Background: Using the EXTrauterine Environment for Neonatal Development (EXTEND) system to chronically reduce myocardial oxygen delivery (DO 2 ) to levels mimicking human congenital heart disease caused increased myocardial capillarity and cardiomyocyte hypotrophy. However, molecular mechanisms for this have not been evaluated. Methods: Preterm fetal lambs were isolated by cesarean section and supported by EXTEND for 7 days in normoxia (n=5) or hypoxia (n=4) and compared to in utero gestational age matched controls (n=3). Right and left ventricle (RV, LV) molecular profiles were assessed by RNAseq, qPCR, and western blot.
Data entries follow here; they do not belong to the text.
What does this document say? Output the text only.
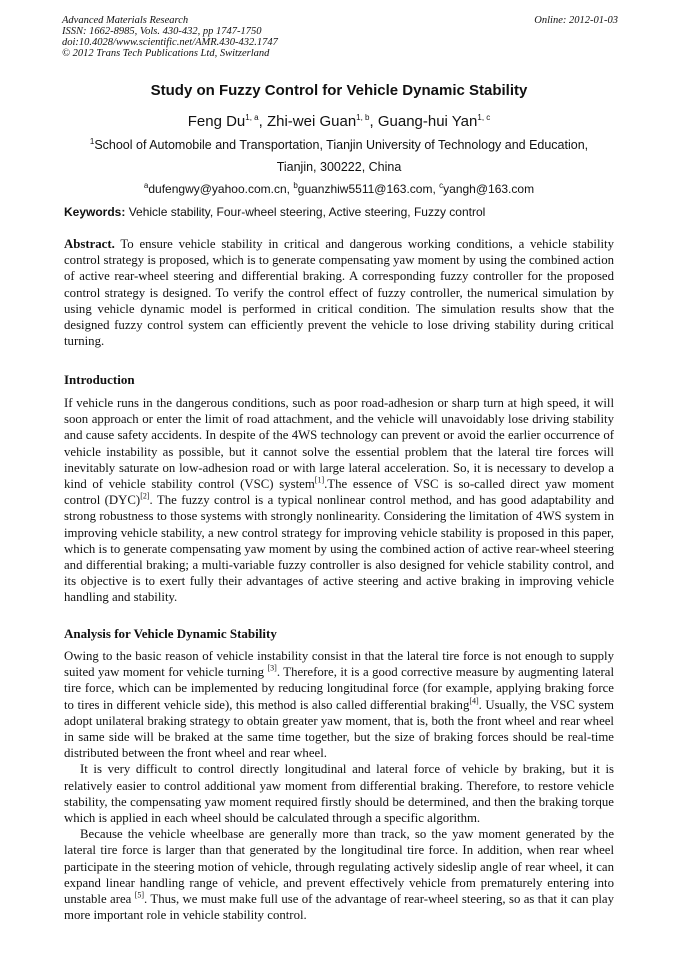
Advanced Materials Research
ISSN: 1662-8985, Vols. 430-432, pp 1747-1750
doi:10.4028/www.scientific.net/AMR.430-432.1747
© 2012 Trans Tech Publications Ltd, Switzerland
Online: 2012-01-03
Study on Fuzzy Control for Vehicle Dynamic Stability
Feng Du$^{1, a}$, Zhi-wei Guan$^{1, b}$, Guang-hui Yan$^{1, c}$
$^1$School of Automobile and Transportation, Tianjin University of Technology and Education,
Tianjin, 300222, China
$^a$dufengwy@yahoo.com.cn, $^b$guanzhiw5511@163.com, $^c$yangh@163.com
Keywords: Vehicle stability, Four-wheel steering, Active steering, Fuzzy control

Abstract. To ensure vehicle stability in critical and dangerous working conditions, a vehicle stability control strategy is proposed, which is to generate compensating yaw moment by using the combined action of active rear-wheel steering and differential braking. A corresponding fuzzy controller for the proposed control strategy is designed. To verify the control effect of fuzzy controller, the numerical simulation by using vehicle dynamic model is performed in critical condition. The simulation results show that the designed fuzzy control system can efficiently prevent the vehicle to lose driving stability during critical turning.

Introduction

If vehicle runs in the dangerous conditions, such as poor road-adhesion or sharp turn at high speed, it will soon approach or enter the limit of road attachment, and the vehicle will unavoidably lose driving stability and cause safety accidents. In despite of the 4WS technology can prevent or avoid the earlier occurrence of vehicle instability as possible, but it cannot solve the essential problem that the lateral tire forces will inevitably saturate on low-adhesion road or with large lateral acceleration. So, it is necessary to develop a kind of vehicle stability control (VSC) system[1].The essence of VSC is so-called direct yaw moment control (DYC)[2]. The fuzzy control is a typical nonlinear control method, and has good adaptability and strong robustness to those systems with strongly nonlinearity. Considering the limitation of 4WS system in improving vehicle stability, a new control strategy for improving vehicle stability is proposed in this paper, which is to generate compensating yaw moment by using the combined action of active rear-wheel steering and differential braking; a multi-variable fuzzy controller is also designed for vehicle stability control, and its objective is to exert fully their advantages of active steering and active braking in improving vehicle handling and stability.

Analysis for Vehicle Dynamic Stability

Owing to the basic reason of vehicle instability consist in that the lateral tire force is not enough to supply suited yaw moment for vehicle turning [3]. Therefore, it is a good corrective measure by augmenting lateral tire force, which can be implemented by reducing longitudinal force (for example, applying braking force to tires in different vehicle side), this method is also called differential braking[4]. Usually, the VSC system adopt unilateral braking strategy to obtain greater yaw moment, that is, both the front wheel and rear wheel in same side will be braked at the same time together, but the size of braking forces should be real-time distributed between the front wheel and rear wheel.

It is very difficult to control directly longitudinal and lateral force of vehicle by braking, but it is relatively easier to control additional yaw moment from differential braking. Therefore, to restore vehicle stability, the compensating yaw moment required firstly should be determined, and then the braking torque which is applied in each wheel should be calculated through a specific algorithm.

Because the vehicle wheelbase are generally more than track, so the yaw moment generated by the lateral tire force is larger than that generated by the longitudinal tire force. In addition, when rear wheel participate in the steering motion of vehicle, through regulating actively sideslip angle of rear wheel, it can expand linear handling range of vehicle, and prevent effectively vehicle from prematurely entering into unstable area [5]. Thus, we must make full use of the advantage of rear-wheel steering, so as that it can play more important role in vehicle stability control.
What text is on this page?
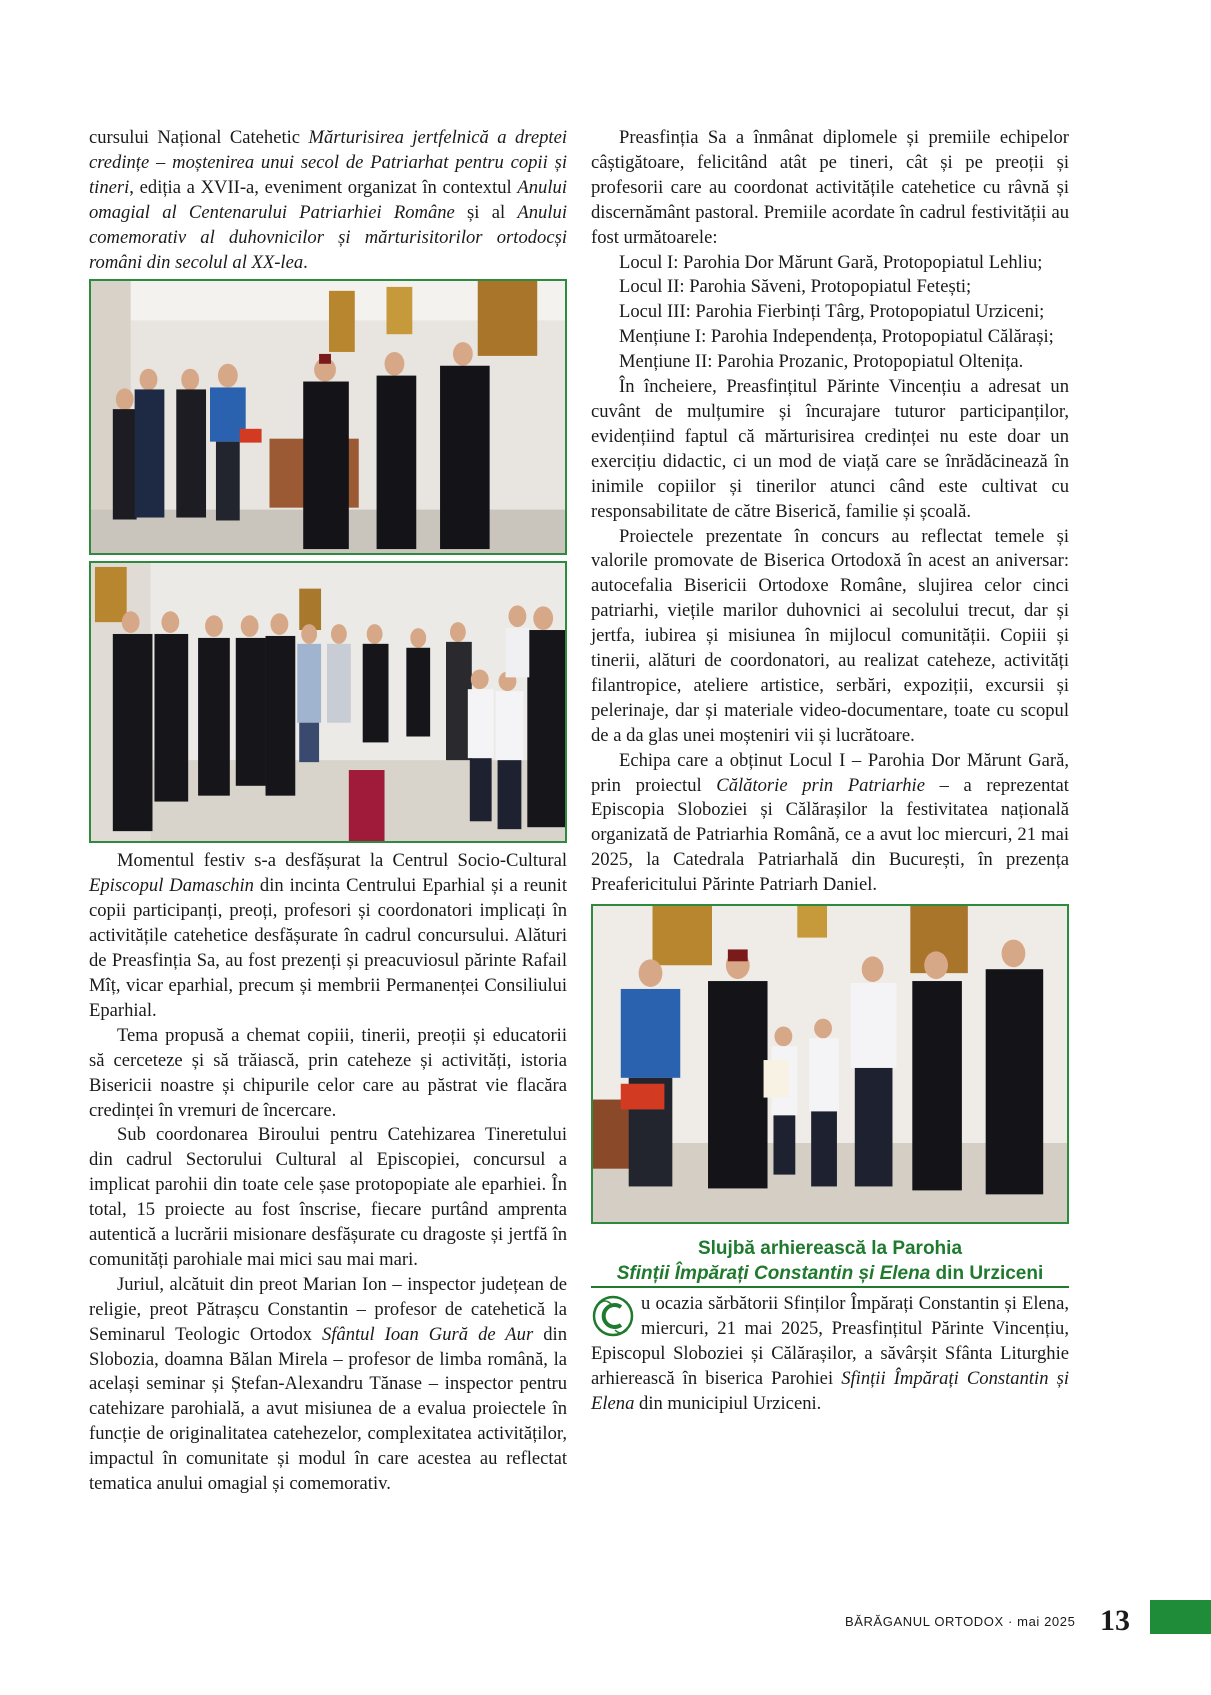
cursului Național Catehetic Mărturisirea jertfelnică a dreptei credințe – moștenirea unui secol de Patriarhat pentru copii și tineri, ediția a XVII-a, eveniment organizat în contextul Anului omagial al Centenarului Patriarhiei Române și al Anului comemorativ al duhovnicilor și mărturisitorilor ortodocși români din secolul al XX-lea.

Momentul festiv s-a desfășurat la Centrul Socio-Cultural Episcopul Damaschin din incinta Centrului Eparhial și a reunit copii participanți, preoți, profesori și coordonatori implicați în activitățile catehetice desfășurate în cadrul concursului. Alături de Preasfinția Sa, au fost prezenți și preacuviosul părinte Rafail Mîț, vicar eparhial, precum și membrii Permanenței Consiliului Eparhial.

Tema propusă a chemat copiii, tinerii, preoții și educatorii să cerceteze și să trăiască, prin cateheze și activități, istoria Bisericii noastre și chipurile celor care au păstrat vie flacăra credinței în vremuri de încercare.

Sub coordonarea Biroului pentru Catehizarea Tineretului din cadrul Sectorului Cultural al Episcopiei, concursul a implicat parohii din toate cele șase protopopiate ale eparhiei. În total, 15 proiecte au fost înscrise, fiecare purtând amprenta autentică a lucrării misionare desfășurate cu dragoste și jertfă în comunități parohiale mai mici sau mai mari.

Juriul, alcătuit din preot Marian Ion – inspector județean de religie, preot Pătrașcu Constantin – profesor de catehetică la Seminarul Teologic Ortodox Sfântul Ioan Gură de Aur din Slobozia, doamna Bălan Mirela – profesor de limba română, la același seminar și Ștefan-Alexandru Tănase – inspector pentru catehizare parohială, a avut misiunea de a evalua proiectele în funcție de originalitatea catehezelor, complexitatea activităților, impactul în comunitate și modul în care acestea au reflectat tematica anului omagial și comemorativ.

Preasfinția Sa a înmânat diplomele și premiile echipelor câștigătoare, felicitând atât pe tineri, cât și pe preoții și profesorii care au coordonat activitățile catehetice cu râvnă și discernământ pastoral. Premiile acordate în cadrul festivității au fost următoarele:

Locul I: Parohia Dor Mărunt Gară, Protopopiatul Lehliu;

Locul II: Parohia Săveni, Protopopiatul Fetești;

Locul III: Parohia Fierbinți Târg, Protopopiatul Urziceni;

Mențiune I: Parohia Independența, Protopopiatul Călărași;

Mențiune II: Parohia Prozanic, Protopopiatul Oltenița.

În încheiere, Preasfințitul Părinte Vincențiu a adresat un cuvânt de mulțumire și încurajare tuturor participanților, evidențiind faptul că mărturisirea credinței nu este doar un exercițiu didactic, ci un mod de viață care se înrădăcinează în inimile copiilor și tinerilor atunci când este cultivat cu responsabilitate de către Biserică, familie și școală.

Proiectele prezentate în concurs au reflectat temele și valorile promovate de Biserica Ortodoxă în acest an aniversar: autocefalia Bisericii Ortodoxe Române, slujirea celor cinci patriarhi, viețile marilor duhovnici ai secolului trecut, dar și jertfa, iubirea și misiunea în mijlocul comunității. Copiii și tinerii, alături de coordonatori, au realizat cateheze, activități filantropice, ateliere artistice, serbări, expoziții, excursii și pelerinaje, dar și materiale video-documentare, toate cu scopul de a da glas unei moșteniri vii și lucrătoare.

Echipa care a obținut Locul I – Parohia Dor Mărunt Gară, prin proiectul Călătorie prin Patriarhie – a reprezentat Episcopia Sloboziei și Călărașilor la festivitatea națională organizată de Patriarhia Română, ce a avut loc miercuri, 21 mai 2025, la Catedrala Patriarhală din București, în prezența Preafericitului Părinte Patriarh Daniel.

Slujbă arhierească la Parohia
Sfinții Împărați Constantin și Elena din Urziceni

u ocazia sărbătorii Sfinților Împărați Constantin și Elena, miercuri, 21 mai 2025, Preasfințitul Părinte Vincențiu, Episcopul Sloboziei și Călărașilor, a săvârșit Sfânta Liturghie arhierească în biserica Parohiei Sfinții Împărați Constantin și Elena din municipiul Urziceni.

BĂRĂGANUL ORTODOX · mai 2025 13
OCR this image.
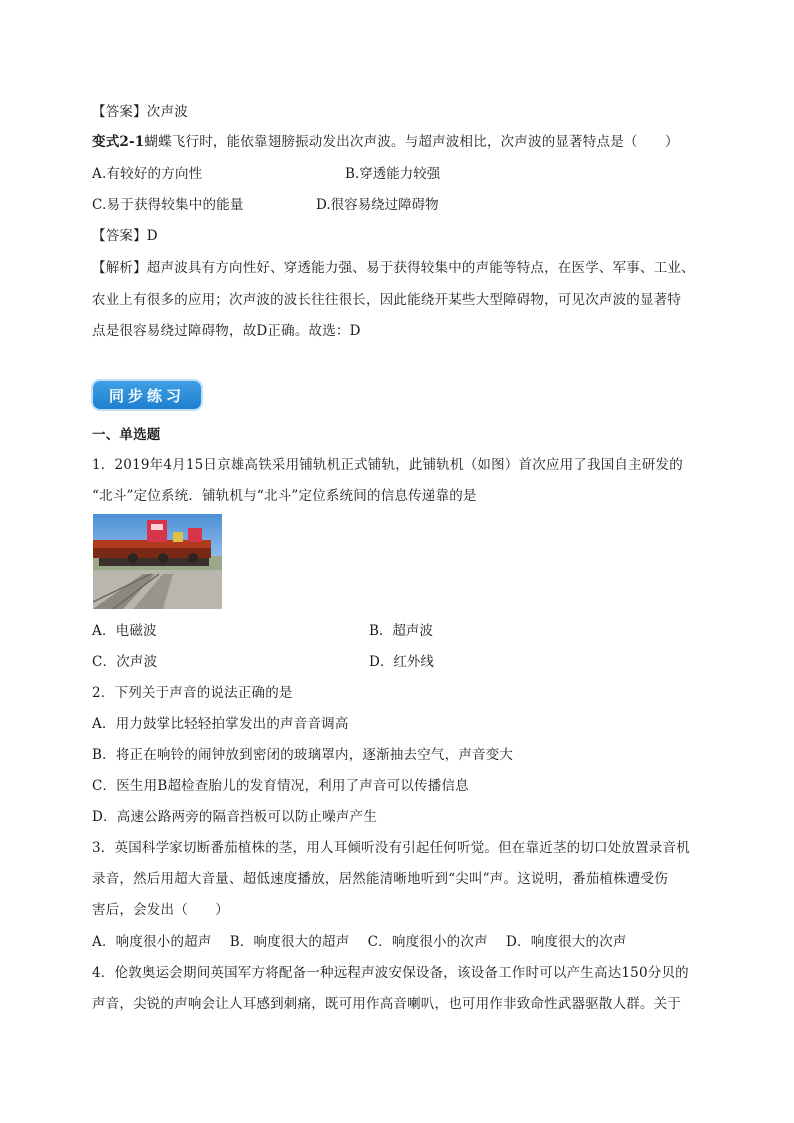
【答案】次声波
变式2-1蝴蝶飞行时，能依靠翅膀振动发出次声波。与超声波相比，次声波的显著特点是（　　）
A.有较好的方向性	B.穿透能力较强
C.易于获得较集中的能量	D.很容易绕过障碍物
【答案】D
【解析】超声波具有方向性好、穿透能力强、易于获得较集中的声能等特点，在医学、军事、工业、
农业上有很多的应用；次声波的波长往往很长，因此能绕开某些大型障碍物，可见次声波的显著特
点是很容易绕过障碍物，故D正确。故选：D
同步练习
一、单选题
1．2019年4月15日京雄高铁采用铺轨机正式铺轨，此铺轨机（如图）首次应用了我国自主研发的
“北斗”定位系统．铺轨机与“北斗”定位系统间的信息传递靠的是
A．电磁波	B．超声波
C．次声波	D．红外线
2．下列关于声音的说法正确的是
A．用力鼓掌比轻轻拍掌发出的声音音调高
B．将正在响铃的闹钟放到密闭的玻璃罩内，逐渐抽去空气，声音变大
C．医生用B超检查胎儿的发育情况，利用了声音可以传播信息
D．高速公路两旁的隔音挡板可以防止噪声产生
3．英国科学家切断番茄植株的茎，用人耳倾听没有引起任何听觉。但在靠近茎的切口处放置录音机
录音，然后用超大音量、超低速度播放，居然能清晰地听到“尖叫”声。这说明，番茄植株遭受伤
害后，会发出（　　）
A．响度很小的超声　 B．响度很大的超声　 C．响度很小的次声　 D．响度很大的次声
4．伦敦奥运会期间英国军方将配备一种远程声波安保设备，该设备工作时可以产生高达150分贝的
声音，尖锐的声响会让人耳感到刺痛，既可用作高音喇叭，也可用作非致命性武器驱散人群。关于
Differentially expressed genes (DEGs) were identified with limma/edgeR. BioPlanet enrichment analysis was performed with Enrichr. Results: DO 2 was lower in hypoxic lambs (15.5 vs 23.8 ml/kg/min, p<0.0001). RNAseq revealed no significant DEGs between normoxia and control, while hypoxia significantly altered myocardial gene expression. The directionality was similar for LV and RV (r=0.82, p<0.0001), but more statistically significant in LV (97 vs 7 DEGs, adj p<0.05). Enrichment analysis revealed Hif1-target upregulation. qPCR confirmed upregulation of Hif1 targets and apoptosis activators Bnip3 (RV log 2 fold change (FC) 0.8) and Bnip3l (LV log 2 FC 1.6) and downregulation of the antiapoptotic Angpt1 (RV log 2 FC -1.5; all p<0.05). However, by protein, Bnip3 and Bnip3l were reduced (RV FC 0.6, p<0.0001) and (LV FC 0.8, p=0.0001), Bax was equally reduced (RV and LV FC 0.65, p<0.05), and the proangiogenic/antiapoptotic hormone Angptl4 was increased (FC 1.9 RV and 2.3 LV, p<0.05). In contrast, the proangiogenic/antiapoptotic cadherin receptor Cdh13 was reduced (RV and LV FC 0.5, p<0.05). Finally, Fblim1 , a driver of cardiomyocyte hypertrophy, was decreased in LV and RV by RNAseq (logFC -0.75 and -0.63, adj p<0.05) but increased by protein (LV FC 1.9, p=0.006). Conclusions: The normoxic EXTEND system faithfully recapitulates the myocardial molecular profile of normal lamb gestation. The molecular impact of fetal myocardial hypoxia is heterogeneous and suggests negative feedback loops with alterations in angiogenesis and cell survival/size. Future studies will dissect if these changes are sufficient to alter myocardial structure.